An example of the Python code required to accomplish this conversion can be seen in convert but will be shown here.
In this example we would like to convert checkpoint-staging.ipynb
.
group = "spark-concepts"
folder = "checkpoint-staging"
page = "checkpoint-staging"
base_path = "/home/cdsw/ons-spark/ons-spark/"
out_path = base_path + group
in_path = base_path+"raw-notebooks/"+folder
nb_maker = (markdown_from_notebook(in_path + "/" + page + ".ipynb",
out_path + "/" + page + ".md",
in_path + "/r_input.R",
in_path + "/outputs.csv",
show_warnings=False,
output_type="tabs")
)
Once you have converted the notebook and the resulting files are stored in the right locations, you can now build the book with your new changes.
In the case that you are adding R code to a page in the book that is currently a Jupyter Notebook you will need to change the table of contents to point to the markdown file created by the conversion. To do this, inside the ons-spark folder modify the _toc.yml
file such that the newly modified markdown file is included correctly. To learn a little more about Table of Contents in JupyterBooks see the Jupyter documentation here.
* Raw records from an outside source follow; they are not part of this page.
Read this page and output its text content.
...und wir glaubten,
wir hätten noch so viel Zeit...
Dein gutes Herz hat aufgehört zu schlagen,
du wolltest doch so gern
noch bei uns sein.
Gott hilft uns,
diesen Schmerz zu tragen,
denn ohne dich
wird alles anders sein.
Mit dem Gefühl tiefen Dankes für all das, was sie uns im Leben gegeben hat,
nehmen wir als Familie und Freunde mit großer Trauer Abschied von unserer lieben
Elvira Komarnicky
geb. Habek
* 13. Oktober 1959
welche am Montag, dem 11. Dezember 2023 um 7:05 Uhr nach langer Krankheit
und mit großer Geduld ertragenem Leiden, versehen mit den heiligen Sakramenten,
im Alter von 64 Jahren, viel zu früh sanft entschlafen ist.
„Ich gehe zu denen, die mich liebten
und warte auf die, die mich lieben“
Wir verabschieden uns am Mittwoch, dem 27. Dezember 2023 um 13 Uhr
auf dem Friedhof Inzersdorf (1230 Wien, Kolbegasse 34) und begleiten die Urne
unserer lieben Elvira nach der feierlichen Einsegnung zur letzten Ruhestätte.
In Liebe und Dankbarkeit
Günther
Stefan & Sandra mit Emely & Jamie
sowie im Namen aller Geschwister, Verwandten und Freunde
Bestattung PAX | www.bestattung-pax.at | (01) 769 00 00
Internal contributors can trigger a new release of the book.
To create a new release and publish the main
branch, you will need to install the dependencies:
pip install -r requirements.txt
To create a new release, use the command line tool bump2version
, which will be installed with the dev dependencies.
The version number references the current year
and an incremental build
count.
For a the first release of a year, provide the year
as the command argument, otherwise provide build
.
bump2version build
bumpversion
will create a new Git tag
and commit
.
If you're happy with the version increase, push
these to the remote to trigger the publication, by running both:
git push
git push --tags
Please note that the Spark at the ONS project is released with a Contributor Code of Conduct. By contributing to this project you agree to abide by its terms.